Il Pianeta Perduto
2018di Beba Stoppani
Quando lo sguardo finalmente si riapre sull’infinito spazio stellare, ritorna improvvisa l’emozione dell’incontro… il Pianeta tanto amato ruota nell’infinito vicino a noi.
Fortissimi ritornano i ricordi della sua bellezza, della vita esuberante meravigliosamente complessa, le memorie della sua storia, i legami, i conflitti perturbatori di un mondo di infinite interconnessioni ormai ridotto al silenzio…

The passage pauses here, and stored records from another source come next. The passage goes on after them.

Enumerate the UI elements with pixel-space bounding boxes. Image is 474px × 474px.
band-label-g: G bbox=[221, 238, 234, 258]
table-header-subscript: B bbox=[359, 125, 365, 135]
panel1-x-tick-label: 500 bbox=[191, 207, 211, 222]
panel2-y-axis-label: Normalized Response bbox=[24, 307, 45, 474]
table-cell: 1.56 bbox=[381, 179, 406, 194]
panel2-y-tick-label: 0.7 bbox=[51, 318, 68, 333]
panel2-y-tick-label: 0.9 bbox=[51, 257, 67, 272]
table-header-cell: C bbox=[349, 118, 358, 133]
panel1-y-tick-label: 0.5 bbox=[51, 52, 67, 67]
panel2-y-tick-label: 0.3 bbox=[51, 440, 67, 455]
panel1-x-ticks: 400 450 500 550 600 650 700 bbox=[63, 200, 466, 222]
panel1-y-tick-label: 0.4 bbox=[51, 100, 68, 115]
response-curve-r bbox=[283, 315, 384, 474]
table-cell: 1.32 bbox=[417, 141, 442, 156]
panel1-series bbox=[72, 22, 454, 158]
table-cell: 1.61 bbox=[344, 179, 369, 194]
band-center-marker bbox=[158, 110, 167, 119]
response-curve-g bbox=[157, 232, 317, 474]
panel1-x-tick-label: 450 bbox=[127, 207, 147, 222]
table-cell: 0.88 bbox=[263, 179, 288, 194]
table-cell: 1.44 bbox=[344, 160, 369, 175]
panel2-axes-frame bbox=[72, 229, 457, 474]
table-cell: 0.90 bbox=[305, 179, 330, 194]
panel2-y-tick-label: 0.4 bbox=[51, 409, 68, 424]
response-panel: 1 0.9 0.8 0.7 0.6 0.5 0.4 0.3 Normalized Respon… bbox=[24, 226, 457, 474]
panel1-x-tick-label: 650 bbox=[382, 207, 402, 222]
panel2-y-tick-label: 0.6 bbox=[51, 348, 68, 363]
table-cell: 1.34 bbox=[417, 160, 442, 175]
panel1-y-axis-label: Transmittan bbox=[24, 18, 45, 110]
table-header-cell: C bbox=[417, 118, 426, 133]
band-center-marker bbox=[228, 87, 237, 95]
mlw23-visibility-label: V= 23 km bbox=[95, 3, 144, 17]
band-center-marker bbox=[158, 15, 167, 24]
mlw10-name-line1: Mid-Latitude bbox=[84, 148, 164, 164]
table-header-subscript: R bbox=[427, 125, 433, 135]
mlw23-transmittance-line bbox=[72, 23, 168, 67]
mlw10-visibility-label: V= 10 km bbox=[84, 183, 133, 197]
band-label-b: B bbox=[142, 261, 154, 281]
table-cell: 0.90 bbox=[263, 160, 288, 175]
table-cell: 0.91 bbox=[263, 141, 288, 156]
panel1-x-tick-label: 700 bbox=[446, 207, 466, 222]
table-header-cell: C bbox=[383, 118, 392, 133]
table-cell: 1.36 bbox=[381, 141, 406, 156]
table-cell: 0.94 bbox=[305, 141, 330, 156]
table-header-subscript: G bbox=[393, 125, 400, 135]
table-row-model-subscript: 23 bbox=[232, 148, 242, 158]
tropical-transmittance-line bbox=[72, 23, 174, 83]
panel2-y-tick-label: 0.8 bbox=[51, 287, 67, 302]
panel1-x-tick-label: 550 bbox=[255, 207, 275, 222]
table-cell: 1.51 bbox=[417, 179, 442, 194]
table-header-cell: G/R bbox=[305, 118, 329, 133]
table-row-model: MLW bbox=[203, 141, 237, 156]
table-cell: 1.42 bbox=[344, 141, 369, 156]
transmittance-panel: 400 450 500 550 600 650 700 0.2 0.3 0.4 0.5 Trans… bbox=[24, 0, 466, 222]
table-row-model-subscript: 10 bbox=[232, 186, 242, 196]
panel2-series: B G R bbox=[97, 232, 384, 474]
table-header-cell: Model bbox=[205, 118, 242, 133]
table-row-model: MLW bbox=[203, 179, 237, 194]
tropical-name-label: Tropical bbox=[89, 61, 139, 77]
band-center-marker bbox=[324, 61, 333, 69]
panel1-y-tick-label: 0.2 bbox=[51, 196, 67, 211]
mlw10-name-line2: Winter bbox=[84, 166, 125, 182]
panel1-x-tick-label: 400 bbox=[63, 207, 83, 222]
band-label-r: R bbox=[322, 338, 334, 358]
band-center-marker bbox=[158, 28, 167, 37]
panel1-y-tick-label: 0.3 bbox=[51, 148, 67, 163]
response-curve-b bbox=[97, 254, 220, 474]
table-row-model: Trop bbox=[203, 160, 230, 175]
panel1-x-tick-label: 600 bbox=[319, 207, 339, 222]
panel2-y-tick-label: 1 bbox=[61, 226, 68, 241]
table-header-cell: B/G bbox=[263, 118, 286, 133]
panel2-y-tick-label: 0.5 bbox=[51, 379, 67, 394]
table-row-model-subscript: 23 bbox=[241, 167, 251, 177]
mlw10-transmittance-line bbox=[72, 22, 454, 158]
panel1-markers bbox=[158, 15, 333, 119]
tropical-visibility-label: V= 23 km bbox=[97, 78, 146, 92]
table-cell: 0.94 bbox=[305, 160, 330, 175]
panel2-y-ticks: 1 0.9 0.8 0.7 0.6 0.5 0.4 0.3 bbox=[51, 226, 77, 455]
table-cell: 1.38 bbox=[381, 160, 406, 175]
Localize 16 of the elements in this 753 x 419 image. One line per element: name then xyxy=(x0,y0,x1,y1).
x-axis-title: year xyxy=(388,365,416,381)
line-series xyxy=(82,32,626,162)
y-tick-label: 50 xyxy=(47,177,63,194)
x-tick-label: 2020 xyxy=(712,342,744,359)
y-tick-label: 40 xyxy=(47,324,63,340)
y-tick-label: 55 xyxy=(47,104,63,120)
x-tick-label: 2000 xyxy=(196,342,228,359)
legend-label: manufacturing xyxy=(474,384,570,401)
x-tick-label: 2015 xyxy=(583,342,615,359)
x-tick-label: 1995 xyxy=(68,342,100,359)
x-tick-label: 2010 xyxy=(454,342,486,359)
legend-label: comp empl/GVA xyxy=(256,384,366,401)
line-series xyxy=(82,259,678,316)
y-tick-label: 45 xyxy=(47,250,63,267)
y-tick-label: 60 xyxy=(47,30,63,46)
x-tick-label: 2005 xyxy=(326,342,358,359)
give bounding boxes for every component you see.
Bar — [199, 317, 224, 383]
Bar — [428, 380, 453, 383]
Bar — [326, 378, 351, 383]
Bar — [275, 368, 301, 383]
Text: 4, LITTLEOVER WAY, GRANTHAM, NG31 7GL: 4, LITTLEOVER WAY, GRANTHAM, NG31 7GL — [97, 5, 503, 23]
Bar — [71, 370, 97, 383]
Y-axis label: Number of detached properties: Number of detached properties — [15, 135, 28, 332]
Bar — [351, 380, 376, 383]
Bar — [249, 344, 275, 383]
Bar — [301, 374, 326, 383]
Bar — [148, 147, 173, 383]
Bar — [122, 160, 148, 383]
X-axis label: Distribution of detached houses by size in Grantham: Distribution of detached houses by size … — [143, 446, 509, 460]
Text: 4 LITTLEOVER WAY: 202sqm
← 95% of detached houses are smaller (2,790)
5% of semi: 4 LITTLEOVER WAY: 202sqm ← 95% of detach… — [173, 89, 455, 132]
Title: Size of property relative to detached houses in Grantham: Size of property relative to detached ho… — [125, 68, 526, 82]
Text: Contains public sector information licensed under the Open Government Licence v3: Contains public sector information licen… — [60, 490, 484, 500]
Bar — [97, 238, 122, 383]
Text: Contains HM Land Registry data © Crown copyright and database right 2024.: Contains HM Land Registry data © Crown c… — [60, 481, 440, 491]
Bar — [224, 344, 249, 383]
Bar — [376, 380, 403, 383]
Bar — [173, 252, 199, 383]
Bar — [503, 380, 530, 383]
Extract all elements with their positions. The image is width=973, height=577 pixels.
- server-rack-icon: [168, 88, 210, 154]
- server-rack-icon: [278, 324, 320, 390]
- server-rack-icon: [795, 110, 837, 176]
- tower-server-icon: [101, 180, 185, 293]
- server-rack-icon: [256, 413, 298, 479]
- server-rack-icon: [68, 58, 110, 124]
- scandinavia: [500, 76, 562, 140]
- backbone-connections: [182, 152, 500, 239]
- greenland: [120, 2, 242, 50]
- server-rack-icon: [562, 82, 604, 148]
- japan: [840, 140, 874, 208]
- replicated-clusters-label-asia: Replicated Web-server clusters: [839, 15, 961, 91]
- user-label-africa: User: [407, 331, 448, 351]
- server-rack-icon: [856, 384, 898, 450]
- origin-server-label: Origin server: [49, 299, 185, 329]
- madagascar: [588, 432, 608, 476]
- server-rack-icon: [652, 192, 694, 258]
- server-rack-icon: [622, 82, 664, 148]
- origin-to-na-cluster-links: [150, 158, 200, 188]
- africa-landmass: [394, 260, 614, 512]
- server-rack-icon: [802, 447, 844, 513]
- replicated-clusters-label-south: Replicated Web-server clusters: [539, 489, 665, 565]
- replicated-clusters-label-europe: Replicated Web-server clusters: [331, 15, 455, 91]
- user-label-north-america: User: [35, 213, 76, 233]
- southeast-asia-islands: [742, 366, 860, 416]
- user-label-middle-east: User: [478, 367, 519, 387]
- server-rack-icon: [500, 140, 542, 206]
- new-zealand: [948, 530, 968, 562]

Quarto ed ultimo dei lavori sulla Terra e la problematica ecologica il “Pianeta perduto” si colloca come punto di arrivo di un discorso che partendo dalla problematica dello sfruttamento massivo delle risorse (“TerraMadre”), la volontà di sensibilizzazione rispetto al sovrariscaldamento globale (“0 gradi a 5000 metri”) e mostrando poi come punto di riferimento positivo la salvaguardia dell’ecosistema in Islanda (“Sogno di una notte…”), approda alle grandi incognite del futuro.
di Gigliola Foschi
La bellezza e le meraviglie della Terra, ma anche il dolore per il nostro “pianeta perduto”, avvolto nelle spire del riscaldamento globale. Dopo le sue ultime ricerche dedicate al problema dello scioglimento dei ghiacciai (0° a 5000 mt) e alla salvaguardia dell’ecosistema in Islanda (Sogno di una notte…), Beba Stoppani propone una nuova serie di opere dove il suo sguardo sa stupirsi e perdersi di fronte alle bellezze della natura, ma anche farsi carico, con sommessa dolcezza, delle sue sofferenze. Il lavoro di questa autrice non è illustrativo, né documentario: ogni sua opera, infatti, è una carezza, un sussulto d’amore, la traccia di una vicinanza, di una prossimità. Le sue fotografie delle sabbie in Messico ci avvicinano delicate alla materia stessa del terreno. Immergendoci spaesati tra questi granelli sabbiosi – stranamente simili ai minuscoli segni calligrafici e pittorici dei quadri di Mark Tobey – ci sentiamo invitati a sognare dolci paesaggi incantati, o viceversa a immaginare i paesaggi desolati di Marte, come se il destino della Terra fosse quello di diventare un pianeta morto e deserto. Come scrive lo storico dell’arte Rolando Bellini, tali opere “immaginali” ci offrono una “rappresentazione visiva che si fa vibrante e al contempo immobile, materica e immateriale, reale e irreale, che finisce per coagularsi in una sospensione accadente ottenuta tramite il medium fotografico”. Alla dimostrazione oggettivante il suo lavoro sostituisce la metafora, il simbolo, l’allusione. Invita a riattivare la nostra phantasia offuscata, ricercando reciprocità e sintonie sottili. Così le immagini cariche di pietas della serie Il Pianeta Perduto mostrano una potente sfera imbrigliata in ferri corrosi che la stringono, un po’ come la rete internet e i potenti tubi dei gasdotti avvolgono il nostro “globo terracqueo”. Tali opere ci ricordano la forza della Terra e la potenza della sua vita esuberante, ma al contempo ci fanno sentire, come un brivido di dolore che corre sottopelle, anche la sua sofferenza, il suo essere progressivamente ridotta al silenzio.